A deadly landslide in Quebec has prompted government experts to conduct emergency soil tests to ensure a similar tragedy doesn't happen in the region again.
Four people were killed in the village of St-Jude, about 75 kilometres east of Montreal, when a huge chunk of land suddenly gave way Monday night, sweeping their family home along with it.
Given a landslide that left a crater as big as several football fields, authorities are now concerned about the safety of other homes and businesses in the area.
Quebec's civil security service has asked a team of experts to start testing properties by Friday.
"(We want) to evaluate the imminence of soil erosion in other risk areas in the region, beginning here in St-Jude," Michel C. Dore, the department's associate deputy minister in charge of emergency co-ordination, told reporters in St-Jude.

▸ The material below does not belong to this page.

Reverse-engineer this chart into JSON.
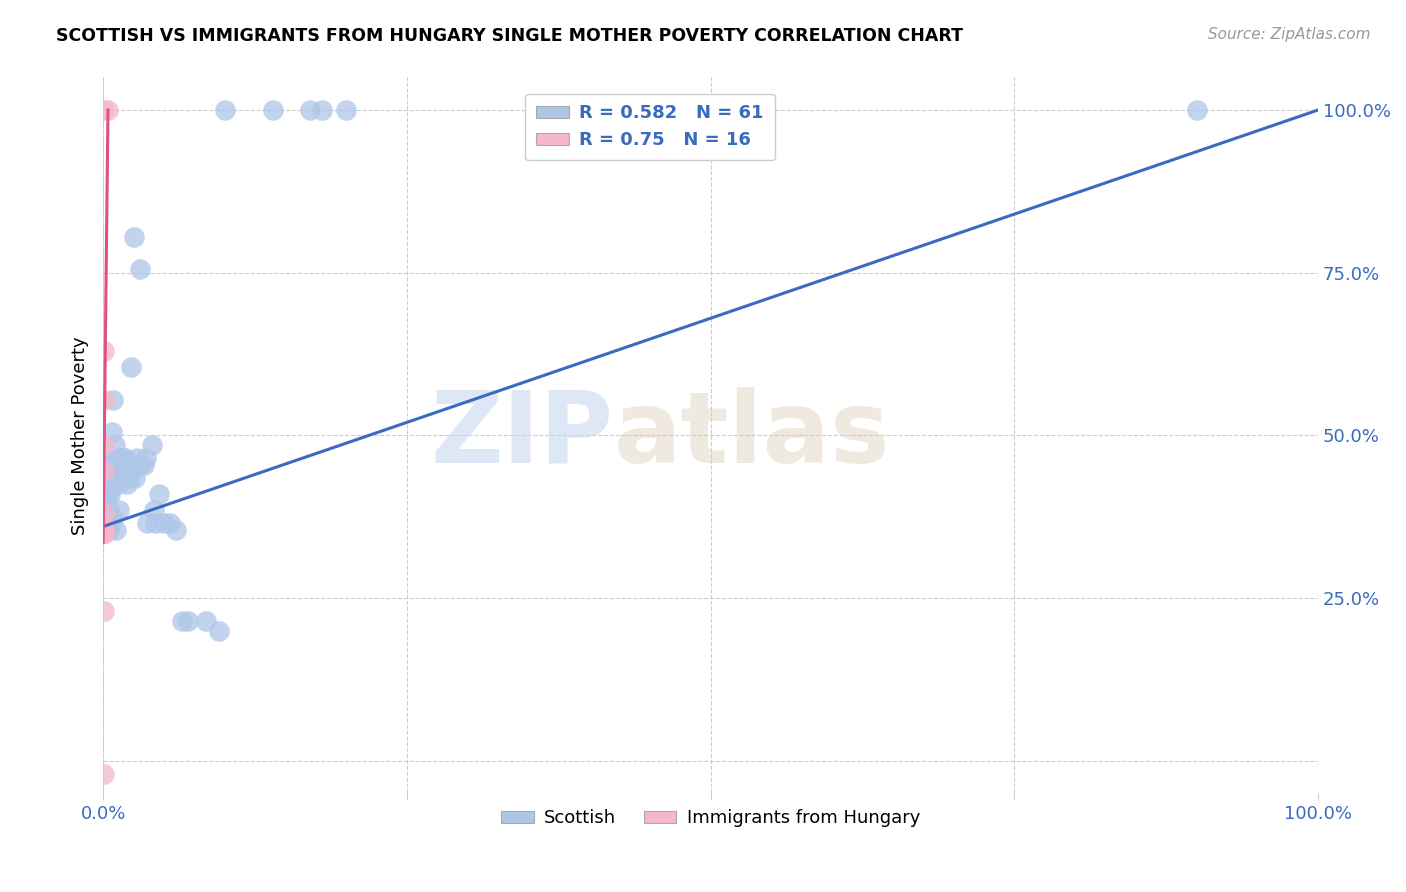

Among the areas of greatest concern is the riverbank below the house that was swept from its foundations.
"We want to conduct tests all along the Salvail River to make sure there are no other sites that could collapse," Mayor Yves de Bellefeuille said.
Around two dozen people who were forced to flee following the landslide were allowed to return home Wednesday morning.

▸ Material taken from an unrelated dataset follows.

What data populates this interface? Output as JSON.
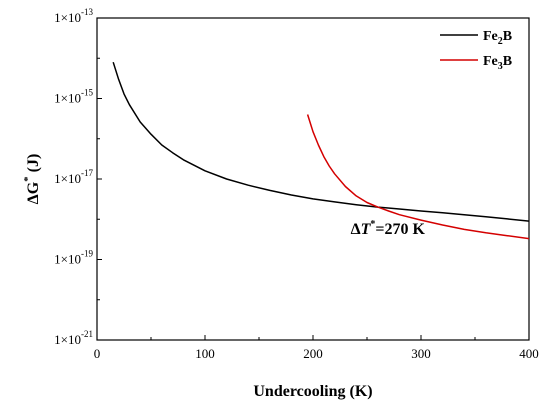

But although the five evacuated homes are now considered safe, many residents are worried about the stability of their property.

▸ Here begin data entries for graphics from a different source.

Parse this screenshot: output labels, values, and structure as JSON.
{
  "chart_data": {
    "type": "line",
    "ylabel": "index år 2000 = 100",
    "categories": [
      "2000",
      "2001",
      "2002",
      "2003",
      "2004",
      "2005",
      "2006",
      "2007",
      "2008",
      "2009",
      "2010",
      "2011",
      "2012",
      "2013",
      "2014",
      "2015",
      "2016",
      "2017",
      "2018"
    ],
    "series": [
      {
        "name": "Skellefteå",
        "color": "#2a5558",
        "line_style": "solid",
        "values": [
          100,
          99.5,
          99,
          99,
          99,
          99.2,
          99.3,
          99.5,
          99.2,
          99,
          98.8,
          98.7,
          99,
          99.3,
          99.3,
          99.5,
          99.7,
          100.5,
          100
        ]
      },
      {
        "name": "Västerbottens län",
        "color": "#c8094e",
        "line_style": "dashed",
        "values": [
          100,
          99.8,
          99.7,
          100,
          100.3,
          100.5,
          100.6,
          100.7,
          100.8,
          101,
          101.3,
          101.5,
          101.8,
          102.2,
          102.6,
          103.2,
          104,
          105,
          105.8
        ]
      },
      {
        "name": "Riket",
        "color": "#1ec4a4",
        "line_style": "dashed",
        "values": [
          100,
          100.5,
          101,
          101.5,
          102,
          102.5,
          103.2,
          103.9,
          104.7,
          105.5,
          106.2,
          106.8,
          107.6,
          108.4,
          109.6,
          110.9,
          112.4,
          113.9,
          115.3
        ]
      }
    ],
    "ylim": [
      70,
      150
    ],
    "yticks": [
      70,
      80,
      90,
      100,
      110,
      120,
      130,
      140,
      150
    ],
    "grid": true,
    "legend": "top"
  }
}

"Obviously the citizens are concerned but we know throughout the valley there are landslides," de Bellefeuille said.
"But landslides of this size fortunately don't happen often."
The soil in southwestern Quebec, where the rural town of St-Jude is located, is composed heavily of clay which normally appears stable. But changes in temperature or hydrology can quickly liquefy the soil, causing severe erosion.
Officials estimate there are more than 100 landslides in Quebec annually.